DANIEL BOYD – Easy Death. Hard Case Crime, trade paperback, November 2014.

   I’m going to repeat the opening paragraph of the comments I wrote about the same author’s very first book, ’Nada, published back in 2010, to wit: I have a semi-formal, strictly unwritten and not always enforced policy against reviewing books written by authors I know personally. But that shouldn’t stop me from telling you about them, now should it? No, I didn’t think so.

   And so. The author’s name on the title page is Daniel Boyd, but that’s a pen name of one of the regular contributors to this blog’s pages.
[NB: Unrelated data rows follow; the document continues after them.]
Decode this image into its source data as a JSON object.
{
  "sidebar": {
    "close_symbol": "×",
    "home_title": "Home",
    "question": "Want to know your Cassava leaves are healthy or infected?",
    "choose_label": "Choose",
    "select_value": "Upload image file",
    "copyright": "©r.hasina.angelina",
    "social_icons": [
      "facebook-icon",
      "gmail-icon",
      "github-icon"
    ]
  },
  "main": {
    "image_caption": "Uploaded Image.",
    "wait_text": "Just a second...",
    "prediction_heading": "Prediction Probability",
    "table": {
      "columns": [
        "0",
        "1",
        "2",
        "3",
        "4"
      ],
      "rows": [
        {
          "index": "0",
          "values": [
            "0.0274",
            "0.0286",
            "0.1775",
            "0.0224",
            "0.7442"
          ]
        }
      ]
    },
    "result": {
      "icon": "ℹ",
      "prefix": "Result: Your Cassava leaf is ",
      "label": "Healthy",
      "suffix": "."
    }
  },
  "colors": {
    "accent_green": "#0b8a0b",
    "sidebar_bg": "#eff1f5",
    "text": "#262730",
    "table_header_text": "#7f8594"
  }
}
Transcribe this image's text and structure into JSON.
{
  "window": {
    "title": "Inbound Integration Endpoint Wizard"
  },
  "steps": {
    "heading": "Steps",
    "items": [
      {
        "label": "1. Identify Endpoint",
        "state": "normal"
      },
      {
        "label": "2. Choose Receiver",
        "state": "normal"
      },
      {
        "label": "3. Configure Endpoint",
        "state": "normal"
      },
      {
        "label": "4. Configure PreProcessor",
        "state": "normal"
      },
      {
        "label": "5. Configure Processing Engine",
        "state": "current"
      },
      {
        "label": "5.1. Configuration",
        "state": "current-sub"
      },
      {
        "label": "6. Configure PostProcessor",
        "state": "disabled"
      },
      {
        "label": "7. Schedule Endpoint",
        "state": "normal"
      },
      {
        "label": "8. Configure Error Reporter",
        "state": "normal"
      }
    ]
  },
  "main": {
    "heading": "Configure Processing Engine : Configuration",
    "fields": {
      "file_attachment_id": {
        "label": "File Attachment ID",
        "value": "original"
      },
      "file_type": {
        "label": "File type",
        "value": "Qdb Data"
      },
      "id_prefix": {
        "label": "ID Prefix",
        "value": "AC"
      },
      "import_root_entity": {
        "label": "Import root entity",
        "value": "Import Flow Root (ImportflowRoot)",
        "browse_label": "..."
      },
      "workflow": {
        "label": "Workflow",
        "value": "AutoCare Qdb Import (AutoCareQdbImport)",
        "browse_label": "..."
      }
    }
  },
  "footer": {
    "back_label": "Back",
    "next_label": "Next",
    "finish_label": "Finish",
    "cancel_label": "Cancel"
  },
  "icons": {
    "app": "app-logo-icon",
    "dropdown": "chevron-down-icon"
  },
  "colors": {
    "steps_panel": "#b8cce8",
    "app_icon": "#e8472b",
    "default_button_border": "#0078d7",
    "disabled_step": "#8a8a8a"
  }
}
I don’t think it’s a secret, so I don’t think anyone will mind my telling you, including Dan Stumpf, the man behind the moniker and whose reviews of movies, westerns and crime novels just like this one you often see here.

   So this isn’t a review, not quite, but if I start out by telling you, as a regular visitor to this blog — and even if you’re not — that if you haven’t gone out and bought this book already, you should, and that’s a fact.

   The story takes place in a ten hour period following an armored car heist in December 1951, just before Christmas. I kind of assumed that the small town where most of the action takes place in and around was in Ohio. I don’t know where I could have gotten that idea, since a quick skim through right now didn’t turn up anything I could find, one way or the other. In fact it may have been somewhere in the Northeastern portion of the country, but what I did find was a reference to a Carnegie Library.

   Well, they had one of those in my own home town, clear up in the northern extremes of Michigan’s lower peninsula, but I guess it could be anyplace where a blizzard might dump up to three feet of snow.

   Which causes all kinds of havoc, including, and especially so, to the pair of robbers and their boss, a gent by the name of Bud Sweeney, the owner of a local used car lot. Of the two fellows who actually holds up the armored car, one is black, the other white, and the relationship between the two men — they are friends — is as much of the story as what it is that goes wrong.

   Or if I could expand on that, the story is about people, big shots in town and the ones just scraping by, the new lady park ranger — the first woman ever on the job — doctors who love their work and others who maybe don’t, and more.

   But don’t get me wrong. It’s about an armored car heist gone bad, as I said up above, or this book wouldn’t have been published by Hard Case Crime. The book is only 240 pages, just over Gold Medal length, and it can be read in only two or three hours, once you get going on it.

   And you should. My opinion, anyway.